Parado, pensando en su rostro. Pensando en él, en las nuevas sensaciones y el por qué. Ahora, el calor no solamente era percibido por el cuerpo. Era un estado mental, de pesadumbre.
-¿Y entre pieles?, Pedro.
-El contacto entre humanos se asemejaba a una colisión de masas, a un choque abrupto entre gente que circula por ahí y no se da cuenta de cuan vulnerable soy, era… lo era a todo. Además, es insoportable. Tocar otras pieles, otras texturas. No es igual… no.
-¿Por alguna razón te parece que les importaba?
-¿No? Yo pensé…
De pie. Quería verse por última vez. Después de todo, así viviría por siempre.
-Yo la amaba tanto.
-Disculpa, pero por más que alguien ame a una persona… ¡Vamos! Pudiste haberle regalado una flor, chocolates, peluches. No tu piel.
-Si hubiera visto esos ojos, esa boca, ese ser; señorita. ¿Qué mayor presente que mi piel para protegerla del mundo, de la gente? Me carcomía el alma pensar en que se contaminara su cuerpo con las partículas de miseria que la rondan y se esparcen con el aire. ¿No las siente? Tocan la piel y son como agujitas que se incrustan e inyectan un veneno que va degenerando paulatinamente el cuerpo. No son mortales en dosis moderadas, incluso ayudan al crecimiento humano, del alma. Pero hay tantas, señorita, tantas que son corrosivas en conjunción. Y su piel, su bella piel no tenía porqué carcomerse con miseria.
-Después de que le dieras tu piel, ¿no actuó como si estuvieras demente?
-No. Yo le expliqué el por qué de mi regalo y ella sonrió. La tomó entre sus manitas, la observó un rato con mucho morbo y después se la puso como capa. Se la até alrededor del cuello con un listón. Ella estaba protegida entonces por algún tiempo.

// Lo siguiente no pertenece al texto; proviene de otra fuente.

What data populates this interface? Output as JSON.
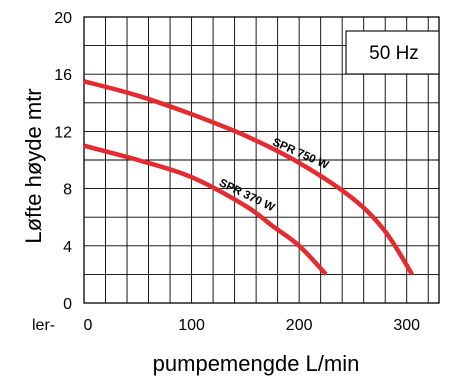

Amelia se fue. Con la piel de Pedro, con todo su amor. Ella prometió verlo de nuevo en algún punto de la historia. A Pedro esa promesa le bastaba para vivir, para esperar durante toda su vida.
-¿Esperar toda la vida? ¿Cómo es eso?
-Cuando el único propósito de la vida es amar, la espera es lo único que alienta. Es la fe de los pacientes.

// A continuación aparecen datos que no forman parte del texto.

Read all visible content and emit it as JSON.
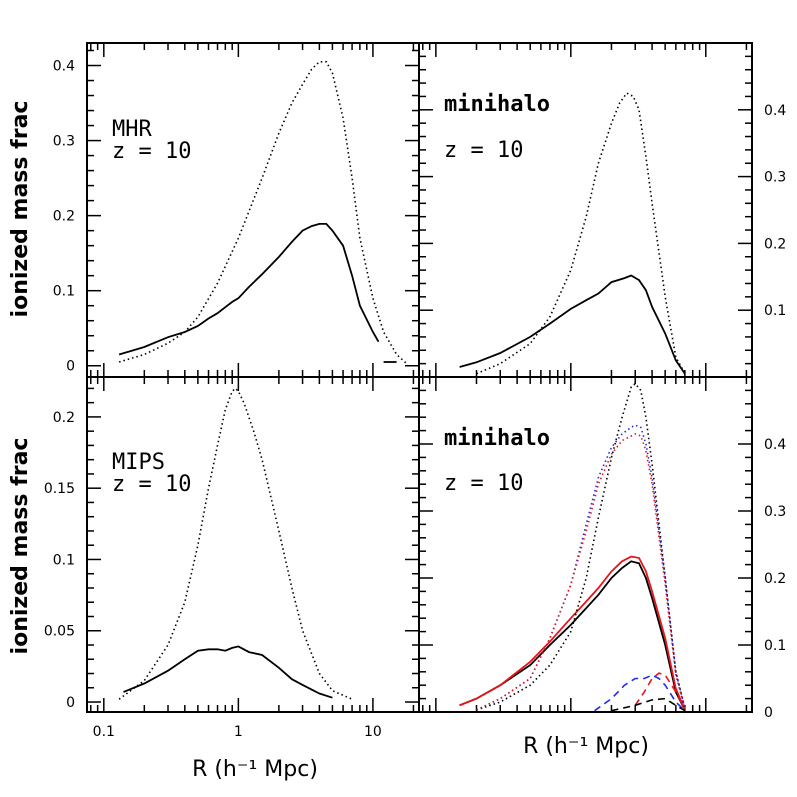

Cuando Pedro iba a morir, iba a echar un último vistazo al espejo, a su reflejo sin piel. Lleno de músculos apolillados por las esporas de la miseria. Rojos, casi muertos por la espera. Amelia no regresó a tiempo. Pedro murió.
-Vaya, qué tristeza que fallecieras antes de verla. ¿Esperaste muchos años?
-No, señorita. Sí la esperé… ¡y vaya que me hubiera gustado esperarla más!Pero, ¿cuánto tiempo cree usted que puede un hombre sobrevivir sin piel?
Así fue como Pedro se quedó sin piel. Así fue como Pedro esperó a Amelia un día entero: el resto de su vida.